さげてみると、一丈四方もある旗のようなもので、
 雰囲気とシックと味の店、甘味処、さゝの枝野球団
 堂々とこう書かれている。つゞいて本塁をまもるシンちゃんがパッとジャンパーをぬぎすてると、派手なユニホームが現れて、この背には、職業野球の背番号の代りに「さゝの枝主人」とデコデコに縫いつけられている。一同アッと驚いたが、もう、おそい。

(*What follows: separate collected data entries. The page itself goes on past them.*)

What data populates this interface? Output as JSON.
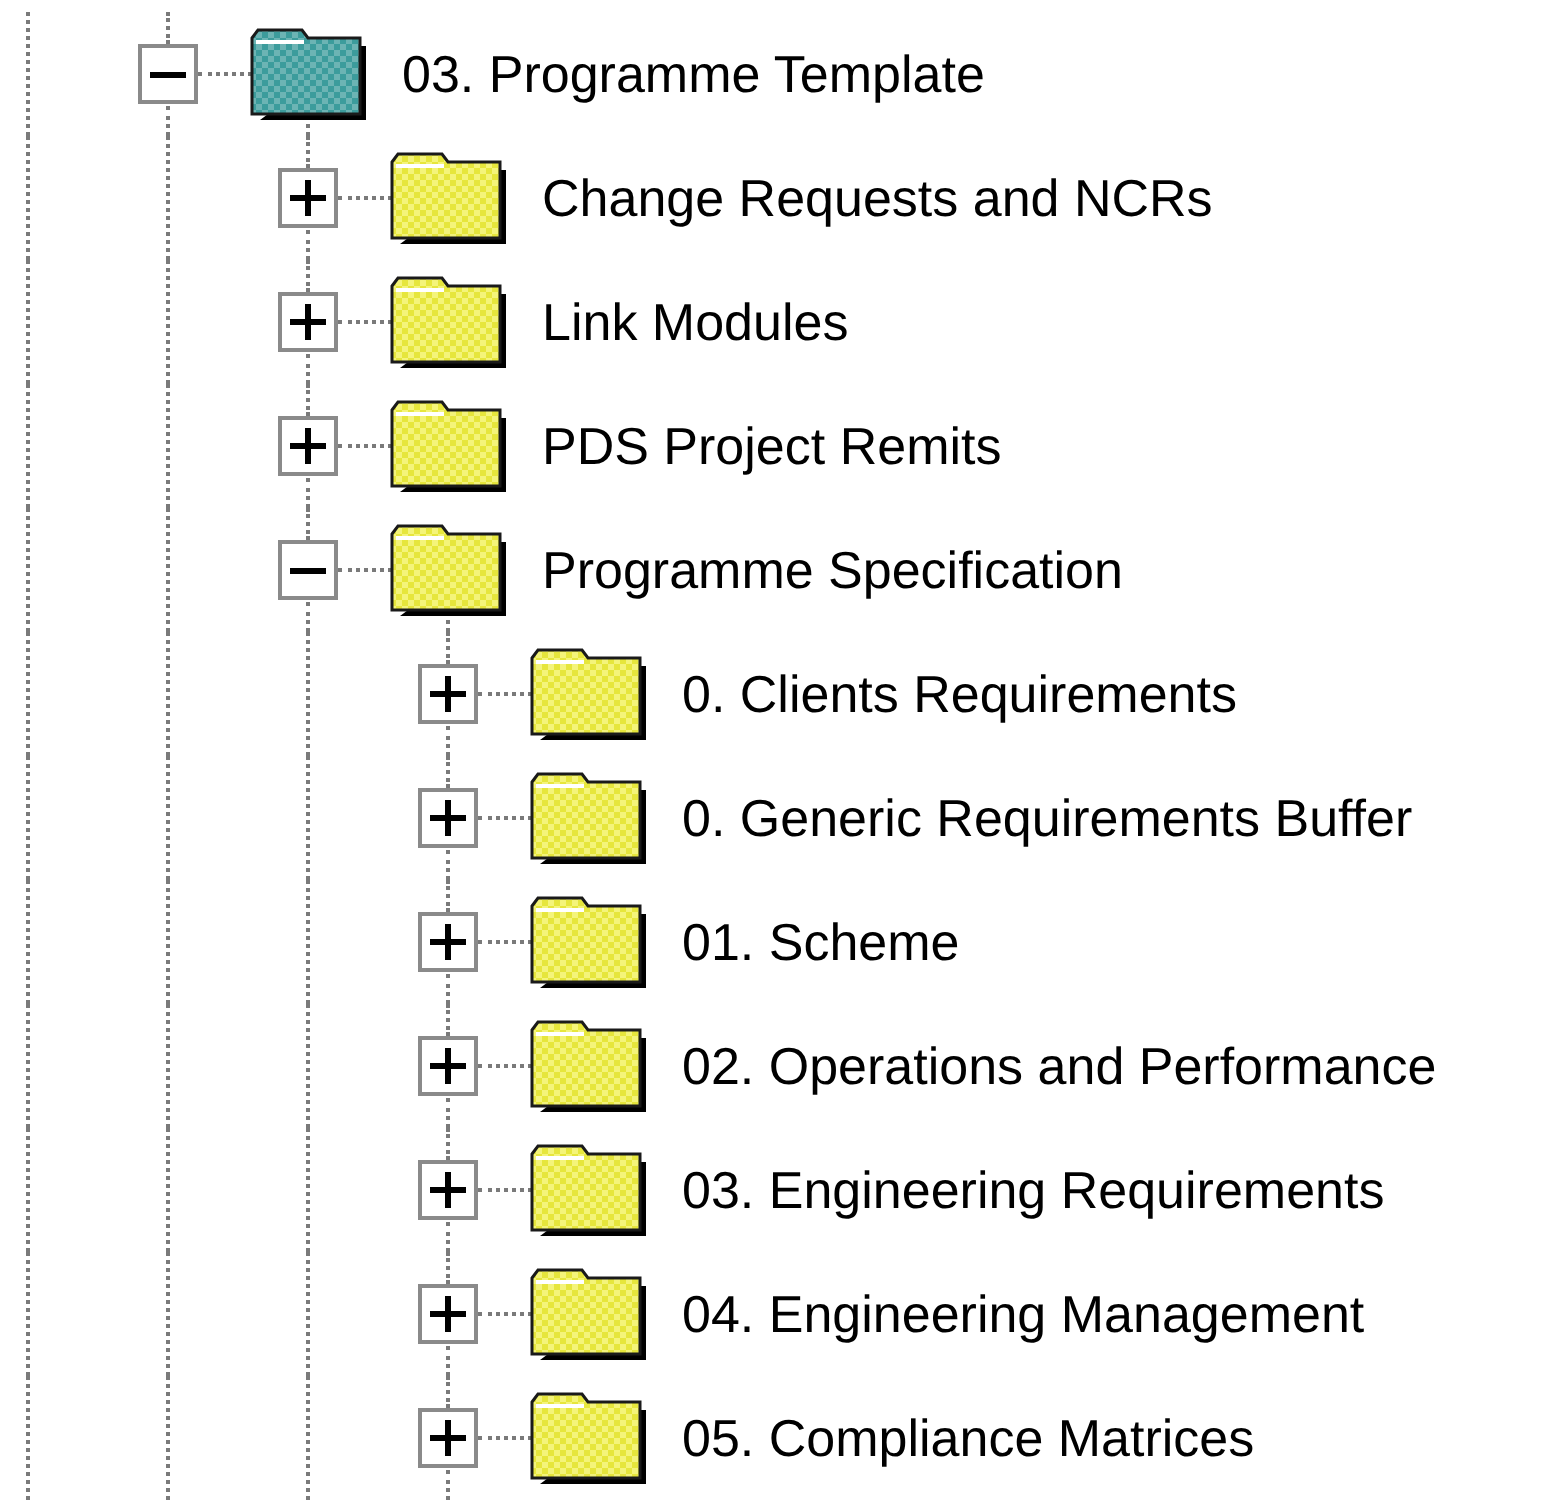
{
  "tree": {
    "items": [
      {
        "label": "03. Programme Template",
        "expanded": true,
        "selected": true,
        "children": [
          {
            "label": "Change Requests and NCRs",
            "expanded": false,
            "selected": false
          },
          {
            "label": "Link Modules",
            "expanded": false,
            "selected": false
          },
          {
            "label": "PDS Project Remits",
            "expanded": false,
            "selected": false
          },
          {
            "label": "Programme Specification",
            "expanded": true,
            "selected": false,
            "children": [
              {
                "label": "0. Clients Requirements",
                "expanded": false,
                "selected": false
              },
              {
                "label": "0. Generic Requirements Buffer",
                "expanded": false,
                "selected": false
              },
              {
                "label": "01. Scheme",
                "expanded": false,
                "selected": false
              },
              {
                "label": "02. Operations and Performance",
                "expanded": false,
                "selected": false
              },
              {
                "label": "03. Engineering Requirements",
                "expanded": false,
                "selected": false
              },
              {
                "label": "04. Engineering Management",
                "expanded": false,
                "selected": false
              },
              {
                "label": "05. Compliance Matrices",
                "expanded": false,
                "selected": false
              }
            ]
          }
        ]
      }
    ]
  }
}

シンちゃんはマスクを振って、
「みんなハリキッテ行け。いゝか、それ!」
 一同、雰囲気とシックの店の下男なみに扱われてしまった。試合なかばにさゝの枝主人は見物人にも挨拶して廻り、皆さんなにぶんゴヒイキに、例の開店案内をくばる。おたがいキッスイの商人のことで、ショウバイのカケヒキは身にしみているから、そのことで出しぬかれても我が身の拙なさ、ムキに怒るわけにも行かないのである。
 さゝの枝の店も人にまかせてはおかず、一々のお客の前に挨拶にでて、エヽ、手前が主人でございます、味はいかゞ、甘味はいかゞ、と伺いをたてゝ御機嫌をとりむすぶ。